Regulatory Decision Summary for Forxiga

Dapagliflozin and Prevention of Adverse Outcomes in Chronic Kidney Disease (DAPA-CKD) is an international, multicenter, randomized, double-blind, placebo-controlled trial in chronic kidney disease (CKD) patients with baseline estimated glomerular filtration rate (eGFR) between 25 and 75 milliliters (mL)/minute (min)/1.73 meters squared (m²) and albuminuria (urine albumin creatinine ratio between 22.6 and 565 milligram (mg)/millimole (mmol)). A total of 4,304 patients were randomised to Forxiga 10 mg [number of subjects (N) = 2,152] or placebo (N = 2,152) once daily, on top of standard of care, and followed for a median of 28.5 months. Treatment could be continued if eGFR fell to levels below 25 mL/min/1.73m² during the study and if dialysis was needed.

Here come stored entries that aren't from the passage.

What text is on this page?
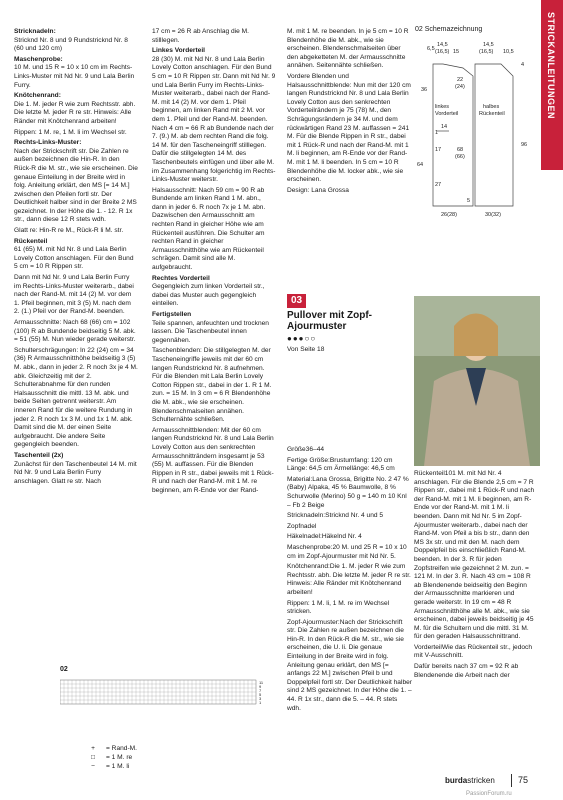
STRICKANLEITUNGEN

Stricknadeln:
Stricknd Nr. 8 und 9 Rundstricknd Nr. 8 (60 und 120 cm)

Maschenprobe:
10 M. und 15 R = 10 x 10 cm im Rechts-Links-Muster mit Nd Nr. 9 und Lala Berlin Furry.

Knötchenrand:
Die 1. M. jeder R wie zum Rechtsstr. abh. Die letzte M. jeder R re str. Hinweis: Alle Ränder mit Knötchenrand arbeiten!

Rippen: 1 M. re, 1 M. li im Wechsel str.

Rechts-Links-Muster:
Nach der Strickschrift str. Die Zahlen re außen bezeichnen die Hin-R. In den Rück-R die M. str., wie sie erscheinen. Die genaue Einteilung in der Breite wird in folg. Anleitung erklärt, den MS [= 14 M.] zwischen den Pfeilen fortl str. Der Deutlichkeit halber sind in der Breite 2 MS gezeichnet. In der Höhe die 1. - 12. R 1x str., dann diese 12 R stets wdh.

Glatt re: Hin-R re M., Rück-R li M. str.

Rückenteil
61 (65) M. mit Nd Nr. 8 und Lala Berlin Lovely Cotton anschlagen. Für den Bund 5 cm = 10 R Rippen str.

Dann mit Nd Nr. 9 und Lala Berlin Furry im Rechts-Links-Muster weiterarb., dabei nach der Rand-M. mit 14 (2) M. vor dem 1. Pfeil beginnen, mit 3 (5) M. nach dem 2. (1.) Pfeil vor der Rand-M. beenden.

Armausschnitte: Nach 68 (66) cm = 102 (100) R ab Bundende beidseitig 5 M. abk. = 51 (55) M. Nun wieder gerade weiterstr.

Schulterschrägungen: In 22 (24) cm = 34 (36) R Armausschnitthöhe beidseitig 3 (5) M. abk., dann in jeder 2. R noch 3x je 4 M. abk. Gleichzeitig mit der 2. Schulterabnahme für den runden Halsausschnitt die mittl. 13 M. abk. und beide Seiten getrennt weiterstr. Am inneren Rand für die weitere Rundung in jeder 2. R noch 1x 3 M. und 1x 1 M. abk. Damit sind die M. der einen Seite aufgebraucht. Die andere Seite gegengleich beenden.

Taschenteil (2x)
Zunächst für den Taschenbeutel 14 M. mit Nd Nr. 9 und Lala Berlin Furry anschlagen. Glatt re str. Nach

17 cm = 26 R ab Anschlag die M. stilllegen.

Linkes Vorderteil
28 (30) M. mit Nd Nr. 8 und Lala Berlin Lovely Cotton anschlagen. Für den Bund 5 cm = 10 R Rippen str. Dann mit Nd Nr. 9 und Lala Berlin Furry im Rechts-Links-Muster weiterarb., dabei nach der Rand-M. mit 14 (2) M. vor dem 1. Pfeil beginnen, am linken Rand mit 2 M. vor dem 1. Pfeil und der Rand-M. beenden. Nach 4 cm = 66 R ab Bundende nach der 7. (9.) M. ab dem rechten Rand die folg. 14 M. für den Taschеneingriff stilllegen. Dafür die stillgelegten 14 M. des Taschenbeutels einfügen und über alle M. im Zusammenhang folgerichtig im Rechts-Links-Muster weiterstr.

Halsausschnitt: Nach 59 cm = 90 R ab Bundende am linken Rand 1 M. abn., dann in jeder 6. R noch 7x je 1 M. abn. Dazwischen den Armausschnitt am rechten Rand in gleicher Höhe wie am Rückenteil ausführen. Die Schulter am rechten Rand in gleicher Armausschnitthöhe wie am Rückenteil schrägen. Damit sind alle M. aufgebraucht.

Rechtes Vorderteil
Gegengleich zum linken Vorderteil str., dabei das Muster auch gegengleich einteilen.

Fertigstellen
Teile spannen, anfeuchten und trocknen lassen. Die Taschenbeutel innen gegennähen.

Taschenblenden: Die stillgelegten M. der Tascheneingriffe jeweils mit der 60 cm langen Rundstricknd Nr. 8 aufnehmen. Für die Blenden mit Lala Berlin Lovely Cotton Rippen str., dabei in der 1. R 1 M. zun. = 15 M. In 3 cm = 6 R Blendenhöhe die M. abk., wie sie erscheinen. Blendenschmalseiten annähen. Schulternähte schließen.

Armausschnittblenden: Mit der 60 cm langen Rundstricknd Nr. 8 und Lala Berlin Lovely Cotton aus den senkrechten Armausschnitträndern insgesamt je 53 (55) M. auffassen. Für die Blenden Rippen in R str., dabei jeweils mit 1 Rück-R und nach der Rand-M. mit 1 M. re beginnen, am R-Ende vor der Rand-

M. mit 1 M. re beenden. In je 5 cm = 10 R Blendenhöhe die M. abk., wie sie erscheinen. Blendenschmalseiten über den abgeketteten M. der Armausschnitte annähen. Seitennähte schließen.

Vordere Blenden und Halsausschnittblende: Nun mit der 120 cm langen Rundstricknd Nr. 8 und Lala Berlin Lovely Cotton aus den senkrechten Vorderteilrändern je 75 (78) M., den Schrägungsrändern je 34 M. und dem rückwärtigen Rand 23 M. auffassen = 241 M. Für die Blende Rippen in R str., dabei mit 1 Rück-R und nach der Rand-M. mit 1 M. li beginnen, am R-Ende vor der Rand-M. mit 1 M. li beenden. In 5 cm = 10 R Blendenhöhe die M. locker abk., wie sie erscheinen.

Design: Lana Grossa

02 Schemazeichnung
6,5
14,5
(16,5) 15
14,5
(16,5) 10,5
4
36
22
(24)
linkes
Vorderteil
halbes
Rückenteil
14
1
64
17	68
(66)
27
96
5
26(28)	30(32)
02
11
9
7
5
3
1
+	= Rand-M.
□	= 1 M. re
−	= 1 M. li
03
Pullover mit Zopf-Ajourmuster
●●●○○
Von Seite 18

Größe36–44

Fertige Größe:Brustumfang: 120 cm Länge: 64,5 cm Ärmellänge: 46,5 cm

Material:Lana Grossa, Brigitte No. 2 47 % (Baby) Alpaka, 45 % Baumwolle, 8 % Schurwolle (Merino) 50 g = 140 m 10 Knl – Fb 2 Beige

Stricknadeln:Stricknd Nr. 4 und 5

Zopfnadel

Häkelnadel:Häkelnd Nr. 4

Maschenprobe:20 M. und 25 R = 10 x 10 cm im Zopf-Ajourmuster mit Nd Nr. 5.

Knötchenrand:Die 1. M. jeder R wie zum Rechtsstr. abh. Die letzte M. jeder R re str. Hinweis: Alle Ränder mit Knötchenrand arbeiten!

Rippen: 1 M. li, 1 M. re im Wechsel stricken.

Zopf-Ajourmuster:Nach der Strickschrift str. Die Zahlen re außen bezeichnen die Hin-R. In den Rück-R die M. str., wie sie erscheinen, die U. li. Die genaue Einteilung in der Breite wird in folg. Anleitung genau erklärt, den MS [= anfangs 22 M.] zwischen Pfeil b und Doppelpfeil fortl str. Der Deutlichkeit halber sind 2 MS gezeichnet. In der Höhe die 1. – 44. R 1x str., dann die 5. – 44. R stets wdh.

Rückenteil101 M. mit Nd Nr. 4 anschlagen. Für die Blende 2,5 cm = 7 R Rippen str., dabei mit 1 Rück-R und nach der Rand-M. mit 1 M. li beginnen, am R-Ende vor der Rand-M. mit 1 M. li beenden. Dann mit Nd Nr. 5 im Zopf-Ajourmuster weiterarb., dabei nach der Rand-M. von Pfeil a bis b str., dann den MS 3x str. und mit den M. nach dem Doppelpfeil bis einschließlich Rand-M. beenden. In der 3. R für jeden Zopfstreifen wie gezeichnet 2 M. zun. = 121 M. In der 3. R. Nach 43 cm = 108 R ab Blendenende beidseitig den Beginn der Armausschnitte markieren und gerade weiterstr. In 19 cm = 48 R Armausschnitthöhe alle M. abk., wie sie erscheinen, dabei jeweils beidseitig je 45 M. für die Schultern und die mittl. 31 M. für den geraden Halsausschnittrand.

VorderteilWie das Rückenteil str., jedoch mit V-Ausschnitt.

Dafür bereits nach 37 cm = 92 R ab Blendenende die Arbeit nach der

burdastricken	75
PassionForum.ru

The primary composite endpoint included ≥50% sustained decline in eGFR, deterioration to end-stage kidney disease (ESKD), and cardiovascular (CV) or renal death.

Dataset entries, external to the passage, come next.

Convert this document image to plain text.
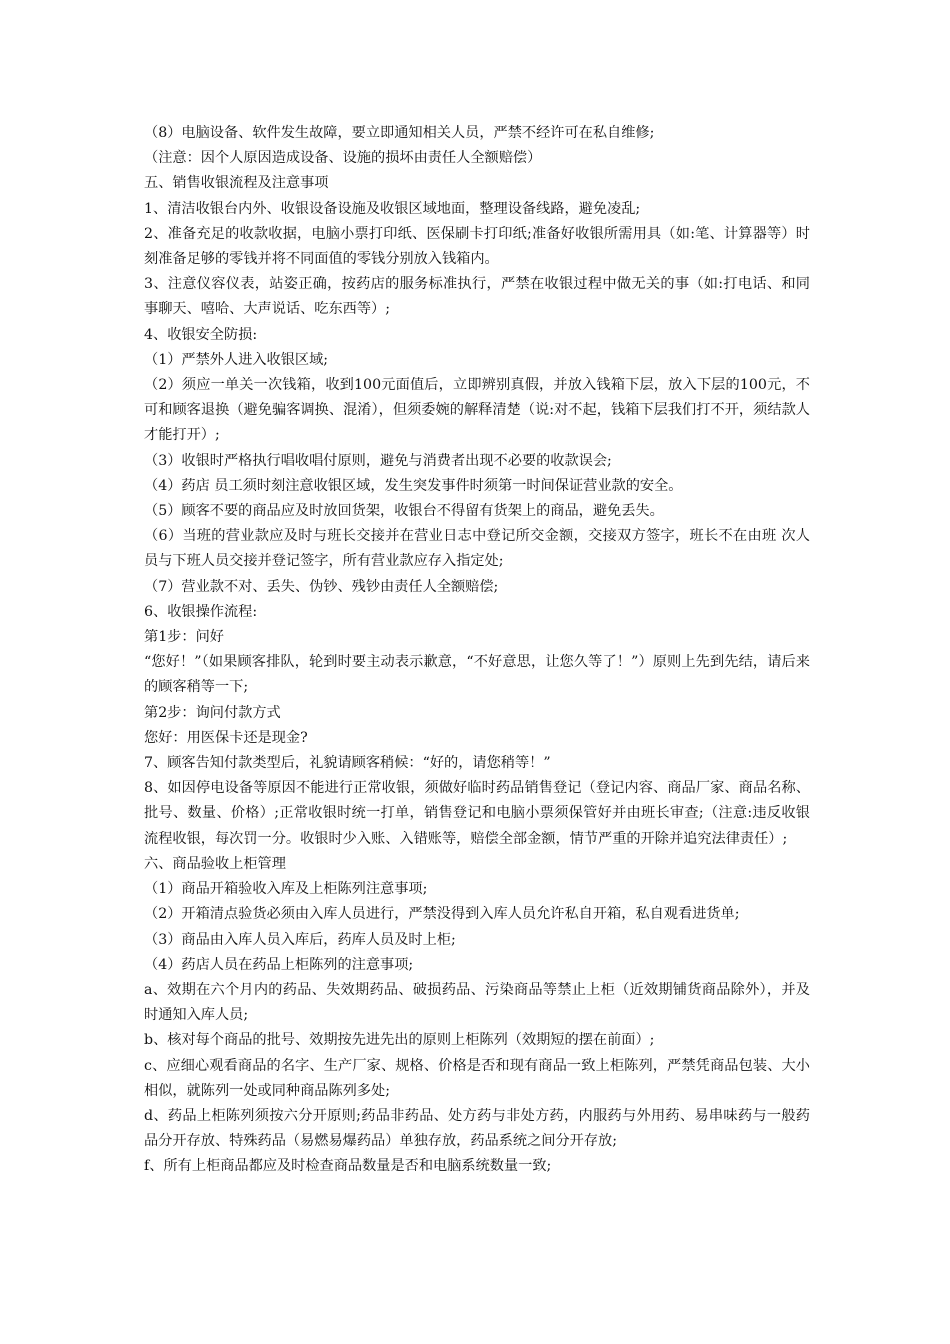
（8）电脑设备、软件发生故障，要立即通知相关人员，严禁不经许可在私自维修;

（注意：因个人原因造成设备、设施的损坏由责任人全额赔偿）

五、销售收银流程及注意事项

1、清洁收银台内外、收银设备设施及收银区域地面，整理设备线路，避免凌乱;

2、准备充足的收款收据，电脑小票打印纸、医保刷卡打印纸;准备好收银所需用具（如:笔、计算器等）时刻准备足够的零钱并将不同面值的零钱分别放入钱箱内。

3、注意仪容仪表，站姿正确，按药店的服务标准执行，严禁在收银过程中做无关的事（如:打电话、和同事聊天、嘻哈、大声说话、吃东西等）;

4、收银安全防损:

（1）严禁外人进入收银区域;

（2）须应一单关一次钱箱，收到100元面值后，立即辨别真假，并放入钱箱下层，放入下层的100元，不可和顾客退换（避免骗客调换、混淆），但须委婉的解释清楚（说:对不起，钱箱下层我们打不开，须结款人才能打开）;

（3）收银时严格执行唱收唱付原则，避免与消费者出现不必要的收款误会;

（4）药店 员工须时刻注意收银区域，发生突发事件时须第一时间保证营业款的安全。

（5）顾客不要的商品应及时放回货架，收银台不得留有货架上的商品，避免丢失。

（6）当班的营业款应及时与班长交接并在营业日志中登记所交金额，交接双方签字，班长不在由班 次人员与下班人员交接并登记签字，所有营业款应存入指定处;

（7）营业款不对、丢失、伪钞、残钞由责任人全额赔偿;

6、收银操作流程:

第1步：问好

“您好！”（如果顾客排队，轮到时要主动表示歉意，“不好意思，让您久等了！”）原则上先到先结，请后来的顾客稍等一下;

第2步：询问付款方式

您好：用医保卡还是现金?

7、顾客告知付款类型后，礼貌请顾客稍候：“好的，请您稍等！”

8、如因停电设备等原因不能进行正常收银，须做好临时药品销售登记（登记内容、商品厂家、商品名称、批号、数量、价格）;正常收银时统一打单，销售登记和电脑小票须保管好并由班长审查;（注意:违反收银流程收银，每次罚一分。收银时少入账、入错账等，赔偿全部金额，情节严重的开除并追究法律责任）;

六、商品验收上柜管理

（1）商品开箱验收入库及上柜陈列注意事项;

（2）开箱清点验货必须由入库人员进行，严禁没得到入库人员允许私自开箱，私自观看进货单;

（3）商品由入库人员入库后，药库人员及时上柜;

（4）药店人员在药品上柜陈列的注意事项;

a、效期在六个月内的药品、失效期药品、破损药品、污染商品等禁止上柜（近效期铺货商品除外），并及时通知入库人员;

b、核对每个商品的批号、效期按先进先出的原则上柜陈列（效期短的摆在前面）;

c、应细心观看商品的名字、生产厂家、规格、价格是否和现有商品一致上柜陈列，严禁凭商品包装、大小相似，就陈列一处或同种商品陈列多处;

d、药品上柜陈列须按六分开原则;药品非药品、处方药与非处方药，内服药与外用药、易串味药与一般药品分开存放、特殊药品（易燃易爆药品）单独存放，药品系统之间分开存放;

f、所有上柜商品都应及时检查商品数量是否和电脑系统数量一致;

Forxiga treatment reduced the incidence of the primary composite endpoint of ≥50% sustained decline in eGFR, deterioration to ESKD, CV or renal death by 39% compared to placebo [hazard ratio (HR) 0.61 [95% confidence interval (CI) 0.51, 0.72]; p-value (p) <0.0001]. For the secondary endpoints, Forxiga reduced the incidence of the composite endpoint of ≥50% sustained decline in eGFR, ESKD or renal death [HR 0.56 (95% CI 0.45, 0.68), p <0.0001], the composite endpoint of CV death or hospitalization for heart failure [HR 0.71 (95% CI 0.55, 0.92), p = 0.0089], and all-cause mortality [HR 0.69 (95% CI 0.53, 0.88), p = 0.0035]. The treatment benefits of Forxiga demonstrated on the primary composite, the individual components of the primary composite, and all 3 secondary endpoints were consistent in CKD patients with type 2 diabetes mellitus (T2DM) and without diabetes. The effects of Forxiga over placebo on the primary and secondary endpoints were consistent across other key subgroups, including baseline eGFR and urine albumin-to- creatinine ratio (UACR) level, age, sex, and region.

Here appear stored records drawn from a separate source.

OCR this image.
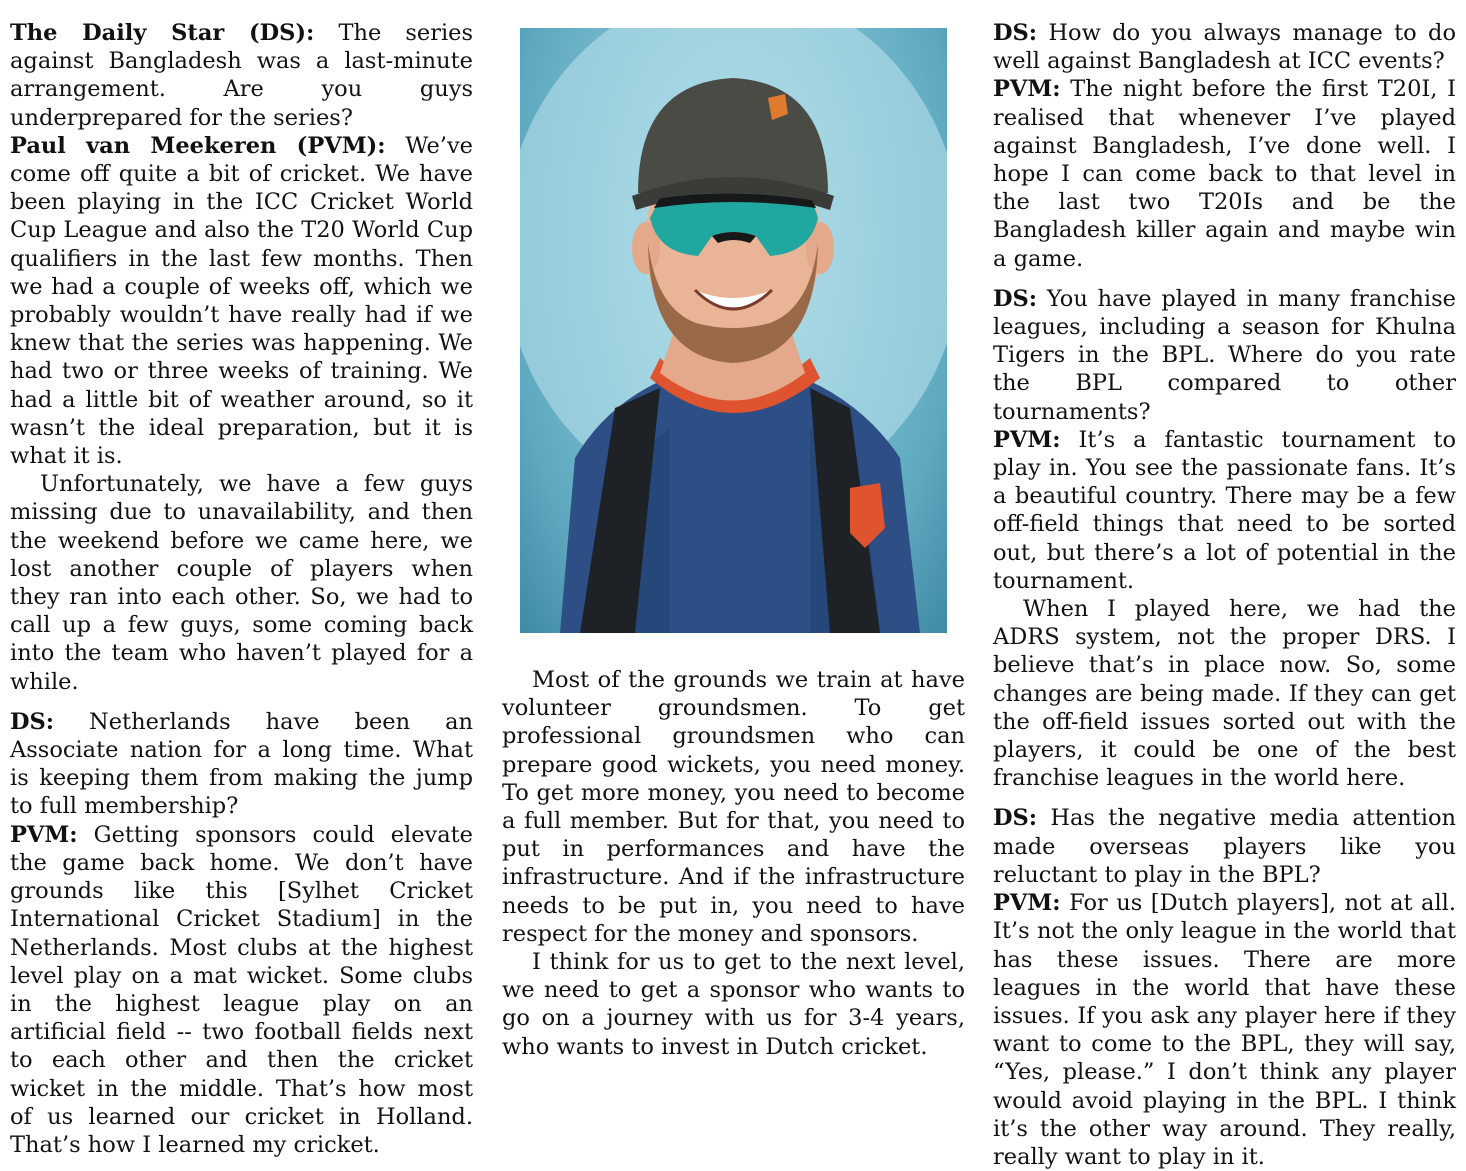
The Daily Star (DS): The series against Bangladesh was a last-minute arrangement. Are you guys underprepared for the series?

Paul van Meekeren (PVM): We’ve come off quite a bit of cricket. We have been playing in the ICC Cricket World Cup League and also the T20 World Cup qualifiers in the last few months. Then we had a couple of weeks off, which we probably wouldn’t have really had if we knew that the series was happening. We had two or three weeks of training. We had a little bit of weather around, so it wasn’t the ideal preparation, but it is what it is.

Unfortunately, we have a few guys missing due to unavailability, and then the weekend before we came here, we lost another couple of players when they ran into each other. So, we had to call up a few guys, some coming back into the team who haven’t played for a while.

DS: Netherlands have been an Associate nation for a long time. What is keeping them from making the jump to full membership?

PVM: Getting sponsors could elevate the game back home. We don’t have grounds like this [Sylhet Cricket International Cricket Stadium] in the Netherlands. Most clubs at the highest level play on a mat wicket. Some clubs in the highest league play on an artificial field -- two football fields next to each other and then the cricket wicket in the middle. That’s how most of us learned our cricket in Holland. That’s how I learned my cricket.

Most of the grounds we train at have volunteer groundsmen. To get professional groundsmen who can prepare good wickets, you need money. To get more money, you need to become a full member. But for that, you need to put in performances and have the infrastructure. And if the infrastructure needs to be put in, you need to have respect for the money and sponsors.

I think for us to get to the next level, we need to get a sponsor who wants to go on a journey with us for 3-4 years, who wants to invest in Dutch cricket.

DS: How do you always manage to do well against Bangladesh at ICC events?

PVM: The night before the first T20I, I realised that whenever I’ve played against Bangladesh, I’ve done well. I hope I can come back to that level in the last two T20Is and be the Bangladesh killer again and maybe win a game.

DS: You have played in many franchise leagues, including a season for Khulna Tigers in the BPL. Where do you rate the BPL compared to other tournaments?

PVM: It’s a fantastic tournament to play in. You see the passionate fans. It’s a beautiful country. There may be a few off-field things that need to be sorted out, but there’s a lot of potential in the tournament.

When I played here, we had the ADRS system, not the proper DRS. I believe that’s in place now. So, some changes are being made. If they can get the off-field issues sorted out with the players, it could be one of the best franchise leagues in the world here.

DS: Has the negative media attention made overseas players like you reluctant to play in the BPL?

PVM: For us [Dutch players], not at all. It’s not the only league in the world that has these issues. There are more leagues in the world that have these issues. If you ask any player here if they want to come to the BPL, they will say, “Yes, please.” I don’t think any player would avoid playing in the BPL. I think it’s the other way around. They really, really want to play in it.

The safety results of DAPA-CKD were consistent with the known safety profile of Forxiga. In total, 2,149 CKD patients were exposed to Forxiga 10 mg with a median exposure of 27.3 months. There were slightly fewer patients who had serious AEs in the Forxiga group (29.5%) than that in the placebo group (33.9%). Numbers of patients who prematurely discontinued the treatment due to adverse event were similar in Forxiga (5.5%) and placebo (5.7%) groups. More AEs of symptoms of volume depletion were reported in the Forxiga group (5.6%) than the placebo (3.9%). More serious AEs of genital infections and urinary tract infections were reported in patients treated with Forxiga (0.1% and 1.3%) than the placebo (0 and 0.8%), respectively. CKD patients with T2DM generally reported more AEs in all categories compared with patients without diabetes, irrespective of treatment. No case of diabetic ketoacidosis was observed in patients treated with Forxiga, and hypoglycemic episode did not occur in CKD participants without diabetes.

Data for initiating Forxiga treatment in patients with baseline eGFR below 25 mL/min/1.73m² remains unknown.

A Risk Management Plan (RMP) for Forxiga was reviewed by the Marketed Health Products Directorate (MHPD) and was considered acceptable.

Overall, the benefit-harm-uncertainty assessment of Forxiga is considered favorable for the treatment of CKD in adults to reduce the risk of sustained eGFR decline, end-stage kidney disease, cardiovascular and renal death.